The foundations for the stage entertainment striptease which evolved in the twentieth century may be found in the stage performances of the nineteenth, a period that Glasscock covers in satisfying detail. American variety shows were spiced by two seemingly opposite forms of female visual appeal, the static (nudes imitating classic art) and the animated (Oriental dancers). The artistic nude thus became part of vaudeville, which was transformed into the American review performed on the accepted New York stage, most famously produced by Florenz Ziegfeld. From there, burlesque theaters took a synthesis of women in tights or disrobing in some sort of peek-a-boo fashion, as well as the oriental dance transformed into a bump and grind. The Minsky Brothers, purveyors of burlesque on the Great White Way, can properly claim that their organization invented the word "strip-tease" in the 1920s. The Minskys also instituted the runway (borrowed from the revues in Paris) which brought the girls closer to the audience. They took advantage of the publicity from police raids, which inevitably incited curiosity and boosted ticket sales, but eventually burlesque (and thus striptease) was officially banned from New York in 1937.

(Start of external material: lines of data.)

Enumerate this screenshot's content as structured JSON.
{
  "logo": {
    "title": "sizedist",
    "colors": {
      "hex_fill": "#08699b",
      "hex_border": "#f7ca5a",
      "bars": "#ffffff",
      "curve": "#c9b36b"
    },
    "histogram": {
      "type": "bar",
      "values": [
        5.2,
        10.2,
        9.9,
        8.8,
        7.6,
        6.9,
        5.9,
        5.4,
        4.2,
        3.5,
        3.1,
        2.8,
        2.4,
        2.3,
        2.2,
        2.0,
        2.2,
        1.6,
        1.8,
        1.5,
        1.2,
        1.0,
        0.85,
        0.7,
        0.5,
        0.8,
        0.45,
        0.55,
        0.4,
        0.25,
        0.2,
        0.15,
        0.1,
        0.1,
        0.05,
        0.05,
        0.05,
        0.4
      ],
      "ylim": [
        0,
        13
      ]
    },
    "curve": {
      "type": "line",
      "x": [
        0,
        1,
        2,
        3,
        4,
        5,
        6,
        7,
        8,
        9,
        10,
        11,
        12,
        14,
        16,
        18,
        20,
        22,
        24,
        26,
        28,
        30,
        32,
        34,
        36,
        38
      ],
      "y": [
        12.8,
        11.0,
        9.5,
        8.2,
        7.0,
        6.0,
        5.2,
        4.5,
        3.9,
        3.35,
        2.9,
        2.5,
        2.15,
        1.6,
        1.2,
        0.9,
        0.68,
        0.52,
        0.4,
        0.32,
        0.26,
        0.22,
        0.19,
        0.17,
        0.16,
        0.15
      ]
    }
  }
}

Of course it didn't stop in New York, where burlesque shows were simply renamed "Follies" and continued to play. Strippers like Gypsy Rose Lee performed without objection at the 1939 World's Fair in Queens, and from the World's Fair the strippers moved out into the heartlands by means of the state fairs and carnivals. More upscale locales for striptease were nightclubs, and such lights as Blaze Starr, Tempest Storm, and more recently Dita Von Teese and Catherine D'lish kept the tradition going. In the 1950s, striptease was the last surviving part of the burlesque tradition, but its popularity meant that club managers wanted strippers to go out and hustle patrons for drinks; the distance by which strippers might tease the audience was thus reduced, and it vanished as "lap dances" became the fashion. Playboy pinups imposed a "girl-next-door" accessibility, and filmed pornography went for frankness rather than teasing. There is a New Burlesque at many clubs now, and an annual Tease-o-Rama Burlesque Convention, so while it may be part of a nostalgic recall, there is little chance that striptease will fade away. Brightly written as a real history of a cultural movement, and gorgeously illustrated, Glasscock's review is a good indicator that striptease has a past, a present, and a future.